MEU AVÔ É DEMAIS
Hoje estive lembrando do meu avô. Daquelas figuras que costumamos dizer, é 10. Sempre bem-humorado, adorava pregar peças nos netos. Lembro de ter estado com ele poucos dias antes de partir e ocupar uma cadeira ao lado do pai. Num destes dias chamou-me e pediu para levar as ovelhas e cabras na roça. Sabendo das posses dele e de sua segurança com elas, pedi um valor elevado pelo serviço – ainda nos tempos dos réis – ele ofereceu a metade do que pedi. Fui lá e vim cá, ficou num preço bom pra mim, acima do que ele ofereceu. Um trabalho danado, os bichos entrando na mata, eu correndo atrás, passando por cima e por baixo de garranchos de paus, mas, enfim fiz o que ele pediu. Voltei apressado e receber o dinheiro, chegando ele me deu a metade da metade do que tinha oferecido da primeira vez, olhei com cara de zangado ele se levantou dizendo: quer não, me dê de volta. Eu necessitado, nem preciso dizer minha decisão. Já tinha passado da hora de janta, resolvi aproveitar e fazer uma boquinha por ali mesmo. Comida na casa dele era fartura, no entanto, era meu avô. Disse que estava com fome, ele apontou a cozinha e falou que lá tinha uma panela com um resto de baião de dois: entre e sirva. Entrei peguei um prato e uma colher, destampei a panela e vi apenas um pouco de feijão puro no fundo dela. Não me fiz de rogado, coloquei o feijão no prato, pequei um banquinho e sentei ao lado dele. Percebeu que tinha sentado ali, apenas para mostrar que só tinha feijão na panela. Ele viu, ficou em silêncio por alguns instantes e depois falou num tom alterado, como quisesse se justificar.

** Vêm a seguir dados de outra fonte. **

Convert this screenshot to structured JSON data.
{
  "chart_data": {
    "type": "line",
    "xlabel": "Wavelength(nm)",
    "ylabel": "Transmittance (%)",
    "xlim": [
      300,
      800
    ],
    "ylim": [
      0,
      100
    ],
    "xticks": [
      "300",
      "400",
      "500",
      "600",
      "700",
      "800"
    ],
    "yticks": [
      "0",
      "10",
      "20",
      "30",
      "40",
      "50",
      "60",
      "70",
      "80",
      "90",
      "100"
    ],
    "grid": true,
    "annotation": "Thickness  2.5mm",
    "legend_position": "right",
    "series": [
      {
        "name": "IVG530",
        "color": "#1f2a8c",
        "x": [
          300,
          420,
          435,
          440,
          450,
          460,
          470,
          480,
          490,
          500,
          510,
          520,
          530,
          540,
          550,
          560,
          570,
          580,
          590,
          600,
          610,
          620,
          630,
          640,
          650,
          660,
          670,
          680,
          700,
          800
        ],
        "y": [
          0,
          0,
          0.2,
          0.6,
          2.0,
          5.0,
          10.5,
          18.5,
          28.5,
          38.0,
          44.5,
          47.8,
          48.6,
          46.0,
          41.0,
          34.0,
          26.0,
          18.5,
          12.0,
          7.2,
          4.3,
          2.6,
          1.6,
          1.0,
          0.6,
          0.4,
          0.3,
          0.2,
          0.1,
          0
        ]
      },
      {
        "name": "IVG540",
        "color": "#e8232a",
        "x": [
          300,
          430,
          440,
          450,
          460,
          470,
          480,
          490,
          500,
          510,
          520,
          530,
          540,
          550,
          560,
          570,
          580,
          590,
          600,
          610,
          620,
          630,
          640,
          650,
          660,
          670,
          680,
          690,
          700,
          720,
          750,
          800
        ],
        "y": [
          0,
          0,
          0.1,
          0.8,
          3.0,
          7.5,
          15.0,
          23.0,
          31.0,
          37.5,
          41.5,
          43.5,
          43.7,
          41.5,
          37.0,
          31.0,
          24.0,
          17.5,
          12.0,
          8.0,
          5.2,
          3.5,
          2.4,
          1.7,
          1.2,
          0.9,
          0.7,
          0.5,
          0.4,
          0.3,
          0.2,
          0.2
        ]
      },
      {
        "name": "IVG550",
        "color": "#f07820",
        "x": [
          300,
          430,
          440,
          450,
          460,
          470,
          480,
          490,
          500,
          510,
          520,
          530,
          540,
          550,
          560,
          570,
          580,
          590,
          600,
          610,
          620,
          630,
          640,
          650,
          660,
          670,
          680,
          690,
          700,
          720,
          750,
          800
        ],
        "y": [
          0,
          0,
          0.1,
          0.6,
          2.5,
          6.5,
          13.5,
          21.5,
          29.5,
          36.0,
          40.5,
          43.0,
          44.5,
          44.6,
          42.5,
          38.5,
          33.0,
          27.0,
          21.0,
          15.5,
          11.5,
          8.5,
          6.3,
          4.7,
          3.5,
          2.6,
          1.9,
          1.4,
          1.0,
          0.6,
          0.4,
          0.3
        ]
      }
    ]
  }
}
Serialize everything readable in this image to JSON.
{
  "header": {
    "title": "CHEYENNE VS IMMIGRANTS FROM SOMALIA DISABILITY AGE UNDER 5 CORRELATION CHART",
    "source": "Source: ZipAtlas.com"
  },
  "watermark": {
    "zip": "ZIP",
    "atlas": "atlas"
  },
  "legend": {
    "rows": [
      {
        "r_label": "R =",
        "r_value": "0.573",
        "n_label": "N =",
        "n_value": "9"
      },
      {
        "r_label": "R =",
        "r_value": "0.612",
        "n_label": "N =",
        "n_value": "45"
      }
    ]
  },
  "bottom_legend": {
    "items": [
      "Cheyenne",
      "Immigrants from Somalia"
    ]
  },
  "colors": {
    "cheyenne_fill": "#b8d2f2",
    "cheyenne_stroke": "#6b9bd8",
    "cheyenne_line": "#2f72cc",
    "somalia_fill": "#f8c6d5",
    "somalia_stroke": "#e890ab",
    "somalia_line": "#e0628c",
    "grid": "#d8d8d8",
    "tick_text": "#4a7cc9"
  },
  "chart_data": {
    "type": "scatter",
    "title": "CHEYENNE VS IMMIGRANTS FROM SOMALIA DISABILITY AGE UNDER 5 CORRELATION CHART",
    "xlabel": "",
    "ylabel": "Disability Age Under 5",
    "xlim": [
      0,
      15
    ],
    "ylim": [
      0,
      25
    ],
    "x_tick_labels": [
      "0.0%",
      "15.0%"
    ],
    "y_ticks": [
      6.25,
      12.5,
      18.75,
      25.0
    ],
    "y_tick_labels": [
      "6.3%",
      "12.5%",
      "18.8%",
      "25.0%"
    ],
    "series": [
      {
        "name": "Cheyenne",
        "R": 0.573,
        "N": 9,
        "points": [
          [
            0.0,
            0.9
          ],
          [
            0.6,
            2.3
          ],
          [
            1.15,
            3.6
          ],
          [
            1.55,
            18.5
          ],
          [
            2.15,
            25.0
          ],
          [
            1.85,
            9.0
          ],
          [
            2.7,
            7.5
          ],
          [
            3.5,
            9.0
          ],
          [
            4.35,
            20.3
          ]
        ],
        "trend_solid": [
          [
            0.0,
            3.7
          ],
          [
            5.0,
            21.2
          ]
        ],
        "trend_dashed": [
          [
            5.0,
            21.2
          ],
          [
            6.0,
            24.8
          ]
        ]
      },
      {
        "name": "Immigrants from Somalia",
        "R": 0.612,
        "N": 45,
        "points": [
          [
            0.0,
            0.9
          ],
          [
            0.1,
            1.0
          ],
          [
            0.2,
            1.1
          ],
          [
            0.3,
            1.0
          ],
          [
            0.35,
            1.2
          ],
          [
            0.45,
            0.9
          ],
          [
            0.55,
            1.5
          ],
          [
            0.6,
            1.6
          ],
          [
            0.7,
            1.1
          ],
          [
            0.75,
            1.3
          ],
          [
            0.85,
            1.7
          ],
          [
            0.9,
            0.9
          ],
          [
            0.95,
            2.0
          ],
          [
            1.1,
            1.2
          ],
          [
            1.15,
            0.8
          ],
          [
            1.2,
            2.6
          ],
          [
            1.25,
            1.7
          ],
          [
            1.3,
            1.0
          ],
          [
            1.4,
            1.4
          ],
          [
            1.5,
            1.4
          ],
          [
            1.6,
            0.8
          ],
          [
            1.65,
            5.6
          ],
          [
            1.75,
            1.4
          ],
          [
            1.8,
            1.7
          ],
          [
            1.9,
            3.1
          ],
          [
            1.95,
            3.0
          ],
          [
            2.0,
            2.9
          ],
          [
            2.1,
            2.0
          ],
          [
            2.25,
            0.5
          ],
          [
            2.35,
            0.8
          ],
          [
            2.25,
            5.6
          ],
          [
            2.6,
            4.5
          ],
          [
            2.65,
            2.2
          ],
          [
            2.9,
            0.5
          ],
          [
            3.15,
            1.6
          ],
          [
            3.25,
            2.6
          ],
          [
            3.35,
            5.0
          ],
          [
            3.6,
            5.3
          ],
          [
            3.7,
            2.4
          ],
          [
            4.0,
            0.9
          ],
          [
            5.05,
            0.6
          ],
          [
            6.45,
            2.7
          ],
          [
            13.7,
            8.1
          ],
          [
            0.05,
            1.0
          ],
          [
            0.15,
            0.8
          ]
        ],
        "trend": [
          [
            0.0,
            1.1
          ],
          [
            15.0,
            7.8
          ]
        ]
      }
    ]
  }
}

- Já disse a muié, que não faça mais baião de dois com este feijão. Não tem arroz do mundo que dê pra ele. Calado estava calado fiquei. Retrucar, Deus me livre.
Terminei de engolir meu feijão e já levantava pra ir embora, ele pediu mais um favor. Tinha uma lata com feijão em bajes secas quase estralando, tremi em pensar que me botasse para debulhar o feijão, mas não. Pediu que colocasse em cima de um pedaço de lona e fosse até o chiqueiro buscar o galo peitudo. Não entendi nada, nem conhecia o tal, mas fiz o mandado. Voltei com o galo nas mãos, ele apontou a lona e coloquei o galo lá. Meu avô pegou um punhado de caroços de milho e jogou no meio das bajes e voltou a sentar em seu banquinho como se nada estivesse acontecendo. Fiquei ali admirado, olhando aquele serviço. O galo realmente não tinha penas na região do peito, também pudera, tinha uma perna só e toda vez que ciscava as bajes para catar o milho, caía e estralava as bajes e o feijão ia aparecendo. Achei uma judiação, mas ele disse que aquele era seu galo de estimação e aquele trabalho era exercício para seu peitoral. Amanhã cedo, antes dos outros galos acordarem, ele tá batendo asas e cantando, acordando todo mundo e se aparecendo para as galinhas. E finalizou: é um galo ensinado.